EUS-guided drainage of the bile duct in patients with surgically altered anatomy was carried out in 4 patients and all of them experienced technical success. One of our patients had an ERCP performed using a single balloon enterosope, but only partial removal of the blocked metallic stent was accomplished. The EUS-guided drainage provided some additional treatment, but it did not completely solve the problem of recurrent stent occlusion. Two of our patients underwent EUS-guided bile duct drainage for anastomosis stricture. In one of the two patients, the stricture was dilated with a biliary balloon, and a concomitant bile duct stone was successfully pushed through the anastomosis into the jejunal limb using a balloon resulting in improved symptoms. Another patient underwent an HG and waited for the tract to mature before tract dilatation to deal with the stricture. In another patient, the EUS-guided drainage was used to replace the preexisting PTBD to improve quality of life, but the stent became malfunctional at 4 weeks after insertion. A PTBD was eventually required for biliary drainage. The ultimate role of EUS-guided drainage in patients with surgically altered anatomy as compared with ERCP by a balloon enteroscope or a percutaneous approach needs further study for clarification.

One patient with biloma was successfully drained by the EUS-guided approach in this report. Shami et al. has reported on EUS-guided drainage of biloma with a clinical response in 5 patients [31]. EUS-guided drainage of bilomas is technically feasible, appears safe, and provides an attractive alternative to other treatment modalities.

The overall complication rate of EUS-guided intervention of 35% in this report was within the range reported in the literatures [436]. However, the complication rate of 0–36.3% reported in the literatures may be an under estimation, since series with unfavorable outcome are more likely to be unreported. Most of the complications in our series were minor, but the 4 (13%) major complications are of concern. Three out of 4 major complications occurred following technical failure (Table 3). Notably, two of the major complications were related to stent displacement; one was related to delayed dislodgment of a double-pigtail plastic stent out of the common bile duct in the patient undergoing an EUS-guided CD, and the other was related to the improperly placed metallic stent with the proximal end dislodged into the intra-abdominal cavity. In order to prevent stent dislocation/migration, some experts have suggested that a relatively longer plastic stent is preferable, particularly when placing via a HG approach. The shortening ratio of the metallic stent should also be taken into account when placing the braided-type metallic stent [38].
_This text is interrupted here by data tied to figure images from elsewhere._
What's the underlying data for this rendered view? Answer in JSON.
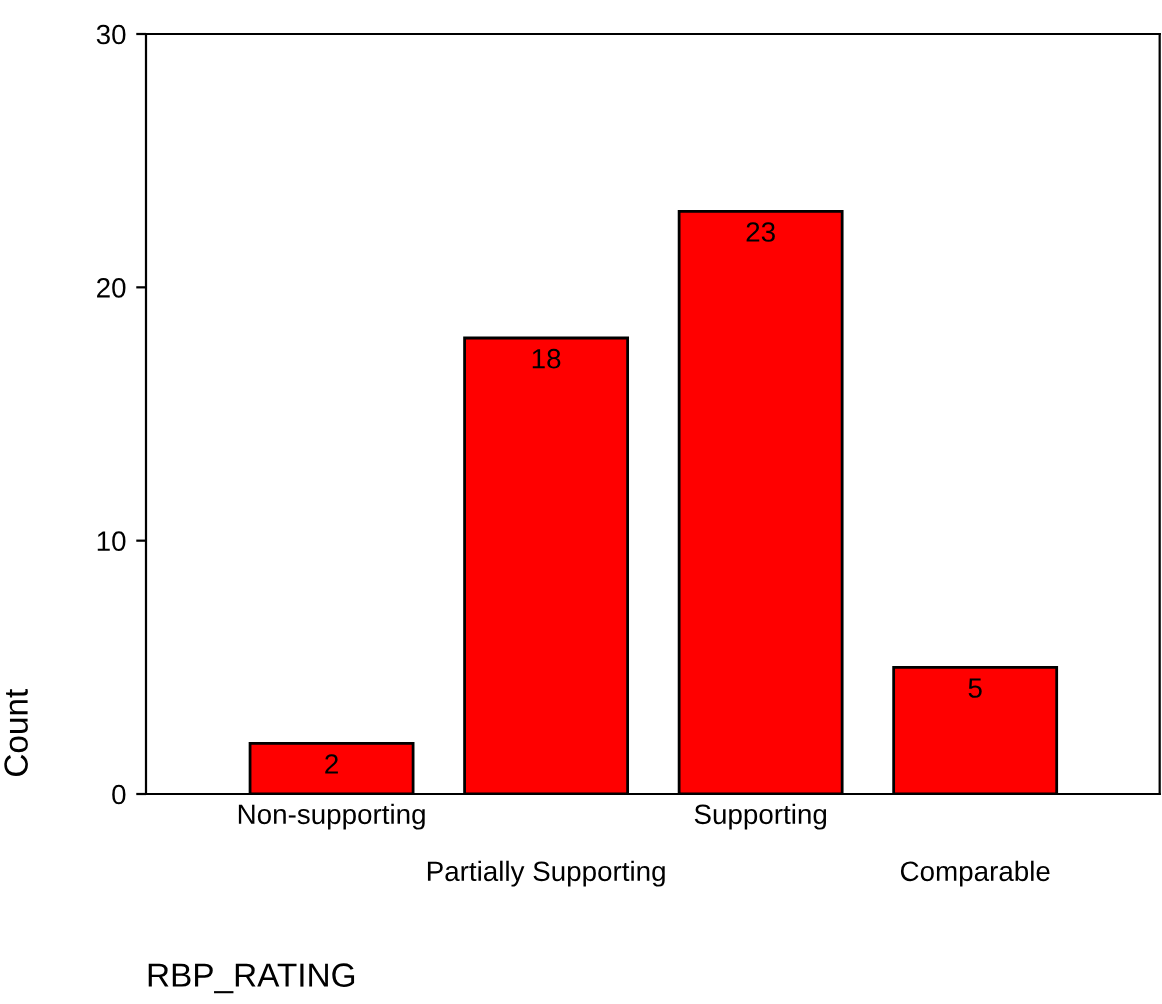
{
  "chart_data": {
    "type": "bar",
    "xlabel": "RBP_RATING",
    "ylabel": "Count",
    "categories": [
      "Non-supporting",
      "Partially Supporting",
      "Supporting",
      "Comparable"
    ],
    "values": [
      2,
      18,
      23,
      5
    ],
    "color": "#ff0000",
    "ylim": [
      0,
      30
    ],
    "yticks": [
      0,
      10,
      20,
      30
    ],
    "data_labels": true
  }
}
The complication rate declining from 53% in the first 3 years to 22% in the last 2 years might imply that more experience resulted in a more favorable outcome.

The longer-than expected hospital stay (mean 16.8 ± 28.6 days) in our study was due to multiple contributing factors mostly unrelated to the procedures per se. Most patients required concomitant therapy for their underlying medical conditions as well as chemotherapy for the underlying malignancies.

In conclusion, our data suggest that EUS-guided biliary intervention is feasible and an attractive alternative tool providing biliary drainage in selected patients and should be performed by experienced endoscopists.